Every person has her/his own opinion about what drives them through life. Thomas Hardy chooses to describe the idea which might drive a person to seek love.
When a sculptor's idea about perfection is driving him to love women in which this perfection resides temporary his whole life is marked by that. It seemed to me like an egocentric way of seeing the beauty in the women which he loved. It was only through the action of his jade "the well-beloved" which he seeks, that any of his romantic interests gained any beauty, and after he considered that the spirit of his well-beloved had passed from that body to another, he only viewed it like a carcass, not able to generate any feelings of attraction.
His pursuit leads him to hurt the first woman which he asked to marry him(Avice), and after meeting the woman's girl(Avice the second) he realizes that what he thought he was searching(the well-beloved), was something that others might search for to, but not under the same name.
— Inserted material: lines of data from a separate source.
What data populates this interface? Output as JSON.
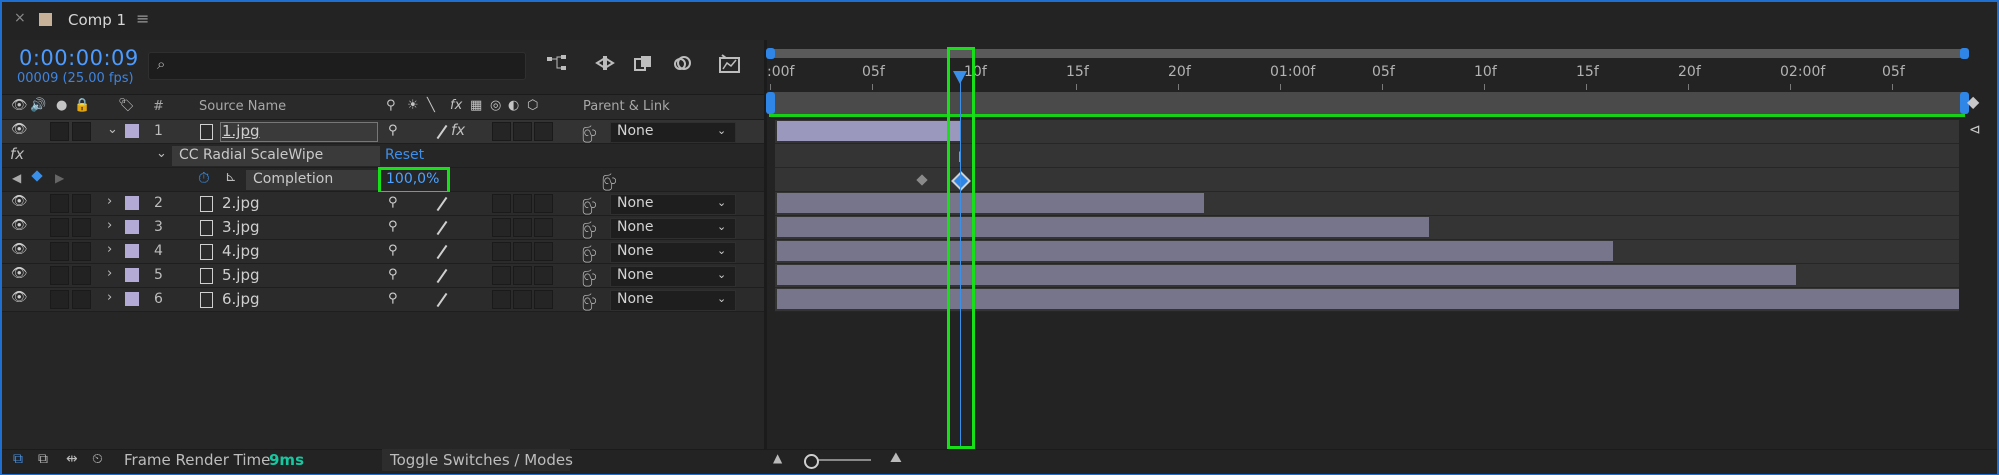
{
  "tab": {
    "close": "×",
    "title": "Comp 1",
    "menu": "≡"
  },
  "timecode": {
    "current": "0:00:00:09",
    "frames": "00009 (25.00 fps)"
  },
  "search": {
    "placeholder": "",
    "glyph": "⌕"
  },
  "columns": {
    "number": "#",
    "source_name": "Source Name",
    "parent_link": "Parent & Link"
  },
  "layers": [
    {
      "number": "1",
      "name": "1.jpg",
      "parent": "None"
    },
    {
      "number": "2",
      "name": "2.jpg",
      "parent": "None"
    },
    {
      "number": "3",
      "name": "3.jpg",
      "parent": "None"
    },
    {
      "number": "4",
      "name": "4.jpg",
      "parent": "None"
    },
    {
      "number": "5",
      "name": "5.jpg",
      "parent": "None"
    },
    {
      "number": "6",
      "name": "6.jpg",
      "parent": "None"
    }
  ],
  "effect": {
    "fx_label": "fx",
    "name": "CC Radial ScaleWipe",
    "reset": "Reset",
    "property": "Completion",
    "value": "100,0%"
  },
  "ruler": {
    "labels": [
      ":00f",
      "05f",
      "10f",
      "15f",
      "20f",
      "01:00f",
      "05f",
      "10f",
      "15f",
      "20f",
      "02:00f",
      "05f"
    ]
  },
  "layer_bars": {
    "unit": "fraction_of_timeline",
    "ends": [
      0.155,
      0.361,
      0.552,
      0.707,
      0.862,
      1.0
    ]
  },
  "keyframes": {
    "unit": "fraction_of_timeline",
    "positions": [
      0.123,
      0.155
    ]
  },
  "footer": {
    "render_label": "Frame Render Time",
    "render_value": "9ms",
    "toggle": "Toggle Switches / Modes"
  },
  "colors": {
    "accent": "#3a8fe8",
    "highlight": "#18e018",
    "label_swatch": "#b3abd6",
    "render_time": "#17c7a0"
  }
}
As fate will have it, he falls in love with Avice the second(her mother dies before) and want to marry her also, but she is wed to another man. He assumes the role of a protector and continues his life, until, after some 20 years he hears again from Avice and goes to see her. Then he sees her girl, a beautiful woman of 21 which resembles most his youth love. She's also an Avice,the third, and he tries to marry her also, but being sixty years old doesn't manage to do that, in spite of the support Avice, the mother, has shown. This intricate plot resumes itself by the death of Avice(the second) after she finds out that her daughter elopes to wed secretly with her sweetheart.
One to many tries for the character, and he falls ill, an illness which has the effect of aging him severely and depleting him of his muse/curse(the search of a well-beloved).
It shows once more that an ideal of something cannot be retain permanently into someone's mind, as the mind is set to age; and that being to trapped in the pursuit of perfection can make somebody alienate from society.
Ultimately he never got a chance to love for a longer time the person in which he thought his Well-Beloved resided. His curse was broken by old age, when he didn't feel any feeling of art, beauty and physical attraction to anybody.